Despite decades of medical advances, children who develop the pediatric eye cancer retinoblastoma often lose their vision or an eye due to a lack of specific, targeted therapies and a poor molecular understanding of the cancer. Now researchers at UT Southwestern and the University of Miami have discovered that a molecule – estrogen-related receptor gamma, or ESRRG – becomes hyperactive and promotes tumor cell survival in retinoblastoma. Blocking ESRRG, the team reported in Science Advances, kills retinoblastoma cells.
“Our discovery could lead to innovative new treatments for this cancer that take advantage of this dependence of retinoblastoma on ESRRG,” said study leader J. William Harbour, M.D., Chair and Professor of Ophthalmology at UT Southwestern.
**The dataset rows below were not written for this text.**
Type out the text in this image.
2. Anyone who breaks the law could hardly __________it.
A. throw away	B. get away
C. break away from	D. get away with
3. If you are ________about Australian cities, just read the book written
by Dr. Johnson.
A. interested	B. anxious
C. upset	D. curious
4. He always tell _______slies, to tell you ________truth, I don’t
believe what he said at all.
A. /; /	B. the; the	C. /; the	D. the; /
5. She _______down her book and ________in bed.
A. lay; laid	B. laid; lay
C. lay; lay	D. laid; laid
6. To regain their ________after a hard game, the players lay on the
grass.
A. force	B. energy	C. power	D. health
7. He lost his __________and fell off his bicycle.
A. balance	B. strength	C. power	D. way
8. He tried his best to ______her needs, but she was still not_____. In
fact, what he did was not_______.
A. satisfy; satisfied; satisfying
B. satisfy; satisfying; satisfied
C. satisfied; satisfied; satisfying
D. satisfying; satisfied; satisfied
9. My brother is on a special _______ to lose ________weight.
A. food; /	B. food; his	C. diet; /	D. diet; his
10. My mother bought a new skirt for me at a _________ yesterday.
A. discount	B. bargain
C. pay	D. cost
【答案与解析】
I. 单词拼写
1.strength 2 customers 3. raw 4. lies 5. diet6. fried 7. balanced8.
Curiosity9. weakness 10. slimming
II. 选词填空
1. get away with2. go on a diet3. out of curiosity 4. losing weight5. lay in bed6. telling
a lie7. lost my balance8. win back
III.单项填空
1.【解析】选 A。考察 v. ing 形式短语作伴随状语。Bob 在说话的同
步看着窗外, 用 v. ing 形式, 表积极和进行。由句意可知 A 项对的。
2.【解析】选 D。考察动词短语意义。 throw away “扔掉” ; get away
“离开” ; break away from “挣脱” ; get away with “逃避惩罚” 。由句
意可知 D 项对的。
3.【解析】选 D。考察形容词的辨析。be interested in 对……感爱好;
In the new study, Dr. Harbour and his colleagues analyzed genes and proteins in tumor cells from 103 retinoblastoma patients, representing the largest sequencing analysis of retinoblastoma reported to date. While 94% of the tumors contained RB1 mutations, many also contained other altered genes. When the scientists analyzed these other mutations, they discovered that many were involved in the same signaling pathway inside cells: a molecular network that regulates ESRRG. ESRRG is known to play a role in the early development of the retina and other components of the nervous system but had never been linked to retinoblastoma before.